SDS stuck in "Join-pending" state with "Command before Add Mdm" in trc

           

   Article Number:     503020                                   Article Version: 3     Article Type:    Break Fix 
   

 


Product:

 

ScaleIO Software 2.0

 

Issue:

 

 

   

      "scli --query_sds" shows one SDS in "join-pending" state.   

   

      Scenario   

   

      This usually happens after an SDS has experienced issues and been disconnecting and reconnecting, for example, devices having long inflight IO may lead to this issue.

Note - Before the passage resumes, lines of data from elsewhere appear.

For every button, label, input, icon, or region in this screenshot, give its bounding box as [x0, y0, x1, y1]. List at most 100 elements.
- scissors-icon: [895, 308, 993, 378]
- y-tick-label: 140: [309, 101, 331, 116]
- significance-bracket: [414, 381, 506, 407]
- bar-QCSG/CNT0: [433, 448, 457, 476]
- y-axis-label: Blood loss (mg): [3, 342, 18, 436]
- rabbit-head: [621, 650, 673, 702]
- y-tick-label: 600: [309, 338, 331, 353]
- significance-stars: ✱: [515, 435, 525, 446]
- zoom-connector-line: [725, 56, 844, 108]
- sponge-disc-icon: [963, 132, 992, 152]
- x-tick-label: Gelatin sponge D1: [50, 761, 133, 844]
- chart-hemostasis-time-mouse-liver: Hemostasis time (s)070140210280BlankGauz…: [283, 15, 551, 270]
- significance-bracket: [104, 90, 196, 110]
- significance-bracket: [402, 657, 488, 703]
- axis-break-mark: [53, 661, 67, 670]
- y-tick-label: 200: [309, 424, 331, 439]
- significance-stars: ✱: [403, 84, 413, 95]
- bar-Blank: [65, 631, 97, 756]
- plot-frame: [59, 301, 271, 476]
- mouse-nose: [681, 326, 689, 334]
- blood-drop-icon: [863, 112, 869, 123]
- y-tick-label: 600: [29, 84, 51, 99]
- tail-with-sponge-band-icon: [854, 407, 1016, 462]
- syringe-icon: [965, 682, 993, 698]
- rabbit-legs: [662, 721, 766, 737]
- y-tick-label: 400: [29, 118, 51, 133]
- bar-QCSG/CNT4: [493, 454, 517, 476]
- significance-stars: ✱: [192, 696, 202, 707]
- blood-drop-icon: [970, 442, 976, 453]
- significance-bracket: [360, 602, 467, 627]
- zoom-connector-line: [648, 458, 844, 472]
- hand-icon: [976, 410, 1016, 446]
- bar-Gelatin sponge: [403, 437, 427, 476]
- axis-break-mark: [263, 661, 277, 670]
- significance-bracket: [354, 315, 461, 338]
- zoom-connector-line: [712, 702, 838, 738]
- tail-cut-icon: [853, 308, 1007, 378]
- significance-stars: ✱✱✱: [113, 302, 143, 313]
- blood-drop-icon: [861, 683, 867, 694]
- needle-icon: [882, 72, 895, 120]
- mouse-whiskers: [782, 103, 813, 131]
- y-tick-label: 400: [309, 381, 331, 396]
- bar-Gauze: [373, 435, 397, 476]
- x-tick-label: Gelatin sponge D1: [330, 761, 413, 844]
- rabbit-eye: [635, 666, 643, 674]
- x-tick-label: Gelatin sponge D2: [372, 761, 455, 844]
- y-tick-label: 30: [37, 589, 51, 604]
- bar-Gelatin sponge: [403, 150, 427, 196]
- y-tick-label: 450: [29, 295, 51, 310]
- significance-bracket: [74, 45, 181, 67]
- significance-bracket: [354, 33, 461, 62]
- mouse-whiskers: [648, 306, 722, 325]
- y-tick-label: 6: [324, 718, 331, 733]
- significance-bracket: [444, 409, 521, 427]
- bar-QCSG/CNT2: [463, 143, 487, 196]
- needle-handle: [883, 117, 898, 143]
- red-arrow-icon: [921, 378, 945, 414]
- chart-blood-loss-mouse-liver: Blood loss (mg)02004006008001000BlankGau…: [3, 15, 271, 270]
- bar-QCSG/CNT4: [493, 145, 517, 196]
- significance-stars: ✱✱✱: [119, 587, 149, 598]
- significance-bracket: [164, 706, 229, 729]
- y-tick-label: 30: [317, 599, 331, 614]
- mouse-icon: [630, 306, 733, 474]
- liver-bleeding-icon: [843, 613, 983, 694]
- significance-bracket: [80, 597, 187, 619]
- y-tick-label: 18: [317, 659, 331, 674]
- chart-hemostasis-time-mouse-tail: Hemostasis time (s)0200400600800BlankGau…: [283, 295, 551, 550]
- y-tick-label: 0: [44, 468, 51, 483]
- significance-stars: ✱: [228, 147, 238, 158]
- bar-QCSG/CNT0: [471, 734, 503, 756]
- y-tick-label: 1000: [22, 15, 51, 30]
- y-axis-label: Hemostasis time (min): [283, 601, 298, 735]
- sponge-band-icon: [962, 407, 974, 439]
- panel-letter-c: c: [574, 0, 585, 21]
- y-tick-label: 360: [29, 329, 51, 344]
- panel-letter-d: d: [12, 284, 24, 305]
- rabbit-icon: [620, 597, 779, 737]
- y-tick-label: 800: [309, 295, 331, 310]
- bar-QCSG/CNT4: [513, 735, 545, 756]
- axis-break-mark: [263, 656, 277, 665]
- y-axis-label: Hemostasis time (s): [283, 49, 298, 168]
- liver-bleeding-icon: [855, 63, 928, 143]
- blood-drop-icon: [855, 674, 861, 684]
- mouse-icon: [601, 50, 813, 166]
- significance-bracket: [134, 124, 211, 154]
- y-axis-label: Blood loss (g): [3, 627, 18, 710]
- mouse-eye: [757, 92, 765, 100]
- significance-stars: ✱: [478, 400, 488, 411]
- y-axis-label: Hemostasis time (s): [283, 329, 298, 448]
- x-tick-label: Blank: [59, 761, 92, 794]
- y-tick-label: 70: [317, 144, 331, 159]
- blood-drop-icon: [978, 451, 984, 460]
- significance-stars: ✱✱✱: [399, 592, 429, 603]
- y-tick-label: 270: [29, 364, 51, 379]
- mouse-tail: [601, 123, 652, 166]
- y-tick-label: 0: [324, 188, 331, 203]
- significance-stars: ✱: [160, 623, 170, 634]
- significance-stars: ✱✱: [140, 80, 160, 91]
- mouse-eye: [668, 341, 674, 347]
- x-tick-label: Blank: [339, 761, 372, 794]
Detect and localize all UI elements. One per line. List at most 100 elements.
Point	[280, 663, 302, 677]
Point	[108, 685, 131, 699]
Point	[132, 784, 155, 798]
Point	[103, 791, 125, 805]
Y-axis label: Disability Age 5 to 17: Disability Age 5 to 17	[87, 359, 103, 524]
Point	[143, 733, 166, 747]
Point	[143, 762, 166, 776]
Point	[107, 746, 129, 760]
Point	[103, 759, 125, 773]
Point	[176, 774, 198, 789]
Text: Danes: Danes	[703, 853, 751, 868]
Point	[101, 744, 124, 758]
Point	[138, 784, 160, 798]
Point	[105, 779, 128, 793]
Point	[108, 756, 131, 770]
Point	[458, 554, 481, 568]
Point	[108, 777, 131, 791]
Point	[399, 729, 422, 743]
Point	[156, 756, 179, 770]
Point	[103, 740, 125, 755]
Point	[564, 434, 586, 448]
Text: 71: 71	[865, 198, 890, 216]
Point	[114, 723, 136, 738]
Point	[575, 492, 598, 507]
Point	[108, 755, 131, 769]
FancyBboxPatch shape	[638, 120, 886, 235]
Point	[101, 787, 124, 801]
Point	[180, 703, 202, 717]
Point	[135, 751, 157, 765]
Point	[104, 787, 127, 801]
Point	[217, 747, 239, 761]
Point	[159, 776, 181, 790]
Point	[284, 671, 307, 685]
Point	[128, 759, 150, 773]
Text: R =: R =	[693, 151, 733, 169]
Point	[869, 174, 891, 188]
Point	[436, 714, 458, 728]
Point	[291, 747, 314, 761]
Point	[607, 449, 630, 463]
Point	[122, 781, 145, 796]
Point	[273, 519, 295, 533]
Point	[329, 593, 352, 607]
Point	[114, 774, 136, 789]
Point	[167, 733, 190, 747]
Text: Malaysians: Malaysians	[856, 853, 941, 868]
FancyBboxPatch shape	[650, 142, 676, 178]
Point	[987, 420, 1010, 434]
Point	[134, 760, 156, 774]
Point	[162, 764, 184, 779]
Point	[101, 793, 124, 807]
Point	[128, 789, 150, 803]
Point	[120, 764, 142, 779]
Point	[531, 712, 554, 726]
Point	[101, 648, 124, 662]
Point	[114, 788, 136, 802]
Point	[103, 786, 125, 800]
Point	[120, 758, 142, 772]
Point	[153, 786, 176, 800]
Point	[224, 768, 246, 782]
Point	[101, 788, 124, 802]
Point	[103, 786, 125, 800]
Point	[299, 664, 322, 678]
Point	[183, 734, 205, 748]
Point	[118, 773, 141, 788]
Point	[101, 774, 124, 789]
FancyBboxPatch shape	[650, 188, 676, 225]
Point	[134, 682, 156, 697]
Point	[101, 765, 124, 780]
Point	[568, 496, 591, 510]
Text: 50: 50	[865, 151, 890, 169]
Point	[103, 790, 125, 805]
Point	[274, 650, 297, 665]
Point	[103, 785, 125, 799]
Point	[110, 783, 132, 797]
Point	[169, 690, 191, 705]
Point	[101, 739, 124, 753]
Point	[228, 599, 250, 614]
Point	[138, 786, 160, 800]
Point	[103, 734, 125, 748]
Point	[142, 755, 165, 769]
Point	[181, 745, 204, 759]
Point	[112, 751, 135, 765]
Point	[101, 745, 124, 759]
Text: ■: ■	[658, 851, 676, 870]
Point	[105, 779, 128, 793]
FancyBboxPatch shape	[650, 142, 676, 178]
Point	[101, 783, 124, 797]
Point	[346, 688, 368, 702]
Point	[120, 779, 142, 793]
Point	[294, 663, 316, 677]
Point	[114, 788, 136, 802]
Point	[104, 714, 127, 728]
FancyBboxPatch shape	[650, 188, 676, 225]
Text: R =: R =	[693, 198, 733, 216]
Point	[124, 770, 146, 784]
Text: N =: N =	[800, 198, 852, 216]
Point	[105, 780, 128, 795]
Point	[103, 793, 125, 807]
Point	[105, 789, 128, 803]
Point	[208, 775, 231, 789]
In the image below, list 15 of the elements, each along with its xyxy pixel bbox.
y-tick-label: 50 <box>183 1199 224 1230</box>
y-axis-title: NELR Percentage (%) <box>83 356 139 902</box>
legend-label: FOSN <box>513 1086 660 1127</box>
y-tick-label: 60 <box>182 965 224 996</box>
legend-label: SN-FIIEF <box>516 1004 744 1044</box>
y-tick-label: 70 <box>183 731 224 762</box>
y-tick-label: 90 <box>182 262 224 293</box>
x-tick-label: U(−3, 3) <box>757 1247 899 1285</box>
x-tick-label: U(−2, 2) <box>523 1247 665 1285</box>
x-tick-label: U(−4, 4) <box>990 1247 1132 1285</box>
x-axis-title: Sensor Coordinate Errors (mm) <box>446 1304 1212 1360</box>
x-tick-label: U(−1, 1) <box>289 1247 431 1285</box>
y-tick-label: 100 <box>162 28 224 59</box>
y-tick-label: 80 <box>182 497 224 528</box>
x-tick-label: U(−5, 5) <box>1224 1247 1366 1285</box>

Restarting SDS would not get the SDS connected.   

   

      Symptoms   

   

      "scli --query_sds" shows one SDS in "Join-pending" state, while the SDS process is up, and the MDM can communicate to the port without problem.   

   

      SDS trc contains messages like the following:   

   
     
       
18/06 20:36:20.083738 0x7f2d90338eb0:contCmd_NewRequest:05616: Command before Add Mdm        
     
   
   

      There may also be a large number of "IO_FAULT_NO_COMB" messages in the trc, as the SDCs may be sending IOs to the SDS, which has not been fully reconfigured by MDM. The above message may not stand out due to this.   

   

      MDM trc contains messages like the following:   

   
     
       
18/06 21:05:34.713697 0x7f394a024eb0:tgtMgr_CheckReturnedRc:00465: Tgt: <SDS ID> operation=2053 rc=WRONG_RECONF_MODE state: NORMAL processState: UP_INPROGRESS upDownState: DOWN mdmTgtConnectionGenNum: 756        
     
   
   

      This particular message (tgtMgr_CheckReturnedRc, with "operation=2053" and "rc=WRONG_RECONF_MODE" against the same SDS) may be seen in MDM trc over the entire duration of SDS being stuck in Join-pending state, with the same "mdmTgtConnectionGenNum".   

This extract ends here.